A Brazilian dataset is adding diversity to the international pool. It includes whole-genome sequences from 1,171 highly admixed Brazilians. The data was compiled by researchers affiliated with the Human Genome and Stem-Cell Research Center (HUG-CELL) at the University of São Paulo’s Institute of Biosciences (IB-USP) and is posted to the Online Archive of Brazilian Mutations (ABraOM).
The researchers say this represents Latin America’s largest cohort of DNA of older people and was created to detect mutations responsible for genetic diseases in this population or that play a key role in healthy aging. An analysis of the genomic data is reported this month in Nature Communications.
The considerable genetic diversity of the study sample contrasts with the coverage of international genomic databases, which is predominantly European.

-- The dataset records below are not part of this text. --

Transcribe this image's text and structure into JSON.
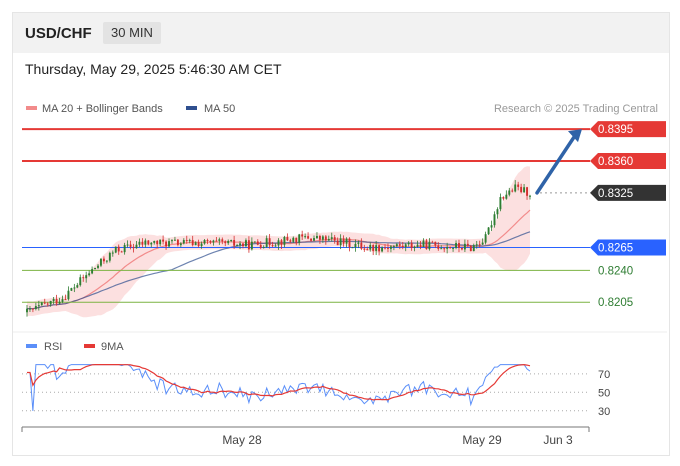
{
  "header": {
    "symbol": "USD/CHF",
    "timeframe": "30 MIN",
    "datetime": "Thursday, May 29, 2025 5:46:30 AM CET"
  },
  "colors": {
    "bull": "#2e7d32",
    "bear": "#d32f2f",
    "ma20": "#f28b8b",
    "band": "#fbd5d5",
    "ma50": "#2f4f8f",
    "resistance": "#e53935",
    "support_strong": "#2962ff",
    "support": "#7cb342",
    "arrow": "#2f63a8",
    "rsi": "#5b8ff9",
    "rsi_ma": "#e53935"
  },
  "chart_data": [
    {
      "type": "candlestick",
      "title": "",
      "legend": [
        {
          "name": "MA 20 + Bollinger Bands",
          "color": "#f28b8b"
        },
        {
          "name": "MA 50",
          "color": "#2f4f8f"
        }
      ],
      "legend_position": "top-left",
      "watermark": "Research © 2025 Trading Central",
      "x_ticks": [
        "May 28",
        "May 29",
        "Jun 3"
      ],
      "ylim": [
        0.818,
        0.8405
      ],
      "levels": [
        {
          "value": 0.8395,
          "label": "0.8395",
          "kind": "resistance"
        },
        {
          "value": 0.836,
          "label": "0.8360",
          "kind": "resistance"
        },
        {
          "value": 0.8325,
          "label": "0.8325",
          "kind": "last"
        },
        {
          "value": 0.8265,
          "label": "0.8265",
          "kind": "support_strong"
        },
        {
          "value": 0.824,
          "label": "0.8240",
          "kind": "support"
        },
        {
          "value": 0.8205,
          "label": "0.8205",
          "kind": "support"
        }
      ],
      "forecast_arrow": {
        "from": 0.8325,
        "to": 0.8395
      }
    },
    {
      "type": "line",
      "series": [
        {
          "name": "RSI",
          "color": "#5b8ff9"
        },
        {
          "name": "9MA",
          "color": "#e53935"
        }
      ],
      "ylim": [
        20,
        85
      ],
      "y_ticks": [
        70,
        50,
        30
      ],
      "last_rsi": 70
    }
  ]
}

The researchers made several important findings. For example, some subjects carry genetic variants classified in European databases as pathogenic but do not manifest the diseases associated with these mutations.
“One of the hypotheses we’re raising to explain this is that genetic variants hitherto classified as pathogenic may be expressed differently according to whether the individual’s genetic background is European or of mixed ancestry, for example,” said Michael Naslavsky, a professor at IB-USP and first author of the article.

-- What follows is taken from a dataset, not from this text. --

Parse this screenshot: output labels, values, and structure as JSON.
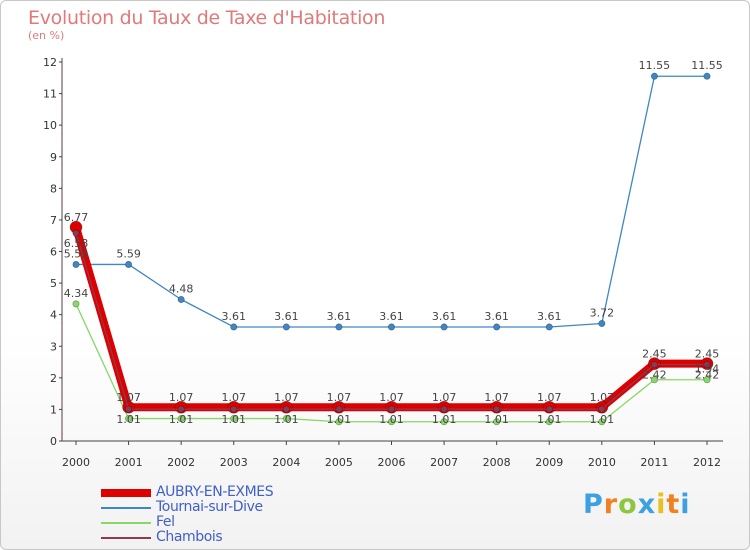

The dataset includes over 76 million variants, of which ~2 million are absent from large public databases, the researchers report. They added that “WGS enables identification of ~2,000 previously undescribed mobile element insertions without previous description, nearly 5 Mb of genomic segments absent from the human genome reference, and over 140 alleles from HLA genes absent from public resources.”

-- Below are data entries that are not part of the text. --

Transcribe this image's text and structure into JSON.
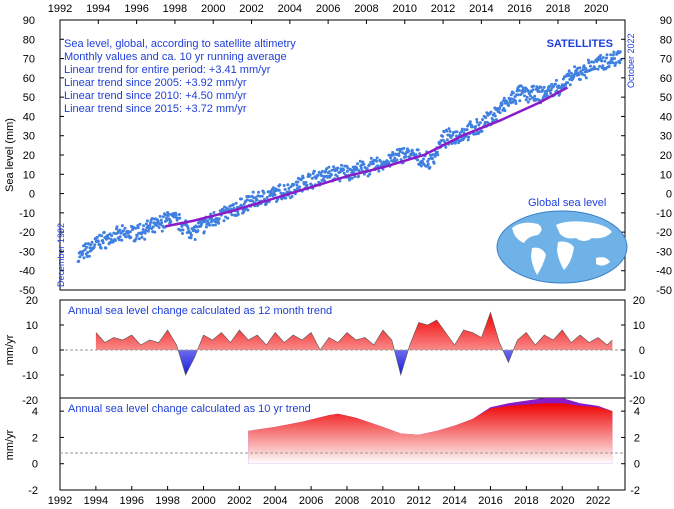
{
  "chart_data": [
    {
      "type": "scatter",
      "name": "main-panel",
      "ylabel": "Sea level (mm)",
      "ylim": [
        -50,
        90
      ],
      "yticks": [
        90,
        80,
        70,
        60,
        50,
        40,
        30,
        20,
        10,
        0,
        -10,
        -20,
        -30,
        -40,
        -50
      ],
      "xlim": [
        1992,
        2021.5
      ],
      "xticks_top": [
        "1992",
        "1994",
        "1996",
        "1998",
        "2000",
        "2002",
        "2004",
        "2006",
        "2008",
        "2010",
        "2012",
        "2014",
        "2016",
        "2018",
        "2020"
      ],
      "annotations": {
        "title_lines": [
          "Sea level, global, according to satellite altimetry",
          "Monthly values and ca. 10 yr running average",
          "Linear trend for entire period: +3.41 mm/yr",
          "Linear trend since 2005: +3.92 mm/yr",
          "Linear trend since 2010: +4.50 mm/yr",
          "Linear trend since 2015: +3.72 mm/yr"
        ],
        "badge": "SATELLITES",
        "start_label": "December 1992",
        "end_label": "October 2022",
        "map_label": "Global sea level"
      },
      "colors": {
        "points": "#3f7fe0",
        "running_average": "#8a1cc8",
        "text": "#1f3fd8"
      },
      "monthly_anchor_values": {
        "x": [
          1992.95,
          1993.5,
          1994,
          1995,
          1996,
          1997,
          1997.8,
          1998.5,
          1999,
          2000,
          2001,
          2002,
          2003,
          2004,
          2005,
          2006,
          2007,
          2008,
          2009,
          2010,
          2010.8,
          2011.3,
          2012,
          2013,
          2014,
          2015,
          2016,
          2017,
          2018,
          2019,
          2020,
          2021,
          2021.3
        ],
        "y": [
          -33,
          -29,
          -25,
          -22,
          -20,
          -17,
          -12,
          -17,
          -20,
          -13,
          -9,
          -4,
          -1,
          2,
          7,
          10,
          11,
          13,
          16,
          21,
          18,
          16,
          28,
          31,
          35,
          44,
          52,
          51,
          55,
          62,
          67,
          70,
          73
        ]
      },
      "running_average": {
        "x": [
          1997.5,
          1999,
          2001,
          2003,
          2005,
          2007,
          2009,
          2011,
          2013,
          2015,
          2017,
          2018.5
        ],
        "y": [
          -17,
          -14,
          -9,
          -3,
          3,
          9,
          14,
          20,
          30,
          38,
          47,
          55
        ]
      }
    },
    {
      "type": "area",
      "name": "annual-12mo-trend",
      "title": "Annual sea level change calculated as 12 month trend",
      "ylabel": "mm/yr",
      "ylim": [
        -20,
        20
      ],
      "yticks": [
        20,
        10,
        0,
        -10,
        -20
      ],
      "x": [
        1994.0,
        1994.5,
        1995,
        1995.5,
        1996,
        1996.5,
        1997,
        1997.5,
        1998.0,
        1998.5,
        1999.0,
        1999.5,
        2000,
        2000.5,
        2001,
        2001.5,
        2002,
        2002.5,
        2003,
        2003.5,
        2004,
        2004.5,
        2005,
        2005.5,
        2006,
        2006.5,
        2007,
        2007.5,
        2008,
        2008.5,
        2009,
        2009.5,
        2010,
        2010.5,
        2011.0,
        2011.5,
        2012,
        2012.5,
        2013,
        2013.5,
        2014,
        2014.5,
        2015,
        2015.5,
        2016.0,
        2016.5,
        2017.0,
        2017.5,
        2018,
        2018.5,
        2019,
        2019.5,
        2020,
        2020.5,
        2021,
        2021.5,
        2022,
        2022.5,
        2022.8
      ],
      "values": [
        7,
        3,
        5,
        4,
        6,
        2,
        4,
        3,
        8,
        2,
        -10,
        -3,
        6,
        4,
        7,
        3,
        8,
        4,
        6,
        2,
        7,
        3,
        6,
        4,
        7,
        0,
        5,
        3,
        7,
        4,
        5,
        2,
        8,
        4,
        -10,
        2,
        11,
        10,
        12,
        7,
        2,
        8,
        7,
        5,
        15,
        3,
        -5,
        4,
        7,
        2,
        6,
        4,
        8,
        3,
        6,
        3,
        5,
        2,
        4
      ]
    },
    {
      "type": "area",
      "name": "annual-10yr-trend",
      "title": "Annual sea level change calculated as 10 yr trend",
      "ylabel": "mm/yr",
      "ylim": [
        -2,
        5
      ],
      "yticks": [
        4,
        2,
        0,
        -2
      ],
      "x": [
        2002.5,
        2004,
        2005.5,
        2007,
        2007.5,
        2008.5,
        2010,
        2011,
        2012,
        2013,
        2014,
        2015,
        2016,
        2017,
        2018,
        2019,
        2020,
        2021,
        2022,
        2022.8
      ],
      "values": [
        2.5,
        2.8,
        3.2,
        3.7,
        3.8,
        3.5,
        2.8,
        2.3,
        2.2,
        2.5,
        2.9,
        3.4,
        4.2,
        4.4,
        4.5,
        4.6,
        4.6,
        4.4,
        4.3,
        4.0
      ],
      "overlay_values": [
        2.5,
        2.8,
        3.2,
        3.7,
        3.8,
        3.5,
        2.8,
        2.3,
        2.2,
        2.5,
        2.9,
        3.4,
        4.3,
        4.6,
        4.8,
        5.0,
        5.0,
        4.6,
        4.4,
        4.0
      ],
      "xticks_bottom": [
        "1992",
        "1994",
        "1996",
        "1998",
        "2000",
        "2002",
        "2004",
        "2006",
        "2008",
        "2010",
        "2012",
        "2014",
        "2016",
        "2018",
        "2020",
        "2022"
      ],
      "xlim": [
        1992,
        2023.5
      ]
    }
  ]
}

The subjects in this study had an average age of 71 and were unrelated. They were selected by researchers at the University of São Paulo’s School of Public Health (FSP-USP) from the cohort recruited for the longitudinal study of Health, Wellbeing and Aging (Saúde, Bem-estar e Envelhecimento, SABE).
SABE investigates the health and living conditions of people aged 60 and over in São Paulo and six other cities of Latin America and the Caribbean via interviews, assessments, and medical examinations. “The study is representative of the elderly population of São Paulo because it’s based on the municipal census of the city and includes people in all income groups,” said Mayana Zatz, a professor at IB-USP. Zatz is principal investigator at HUG-CELL.
Since a draft of the article was first posted as a preprint in 2020, many researchers in Brazil and abroad have accessed the data, according to the authors. Datasets for individuals are already available to the scientific community for downloading on request, and, as noted, aggregate data has been posted to ABraOM.
The subjects were selected for whole-genome sequencing because they had passed the age at which clinical manifestations of several aging-related diseases, such as Alzheimer’s and Parkinson’s, typically begin.
Analysis of the seniors’ genomes also enabled the researchers to detect novel variants of genes in the human leukocyte antigen (HLA) complex, which encodes proteins responsible for permitting the recognition of pathogens and regulating the immune system. These genes are known to be the most variable and diverse of all in the human genome and hence hard to analyze.
These researchers created reference imputation panels for the whole-genome and HLA alleles, which improved imputation accuracy, allowing them to locate more than 140 alleles from HLA genes never described before. Findings such as this are germane to studies on susceptibility or resistance to infection by a wide array of pathogens, including SARS-CoV-2.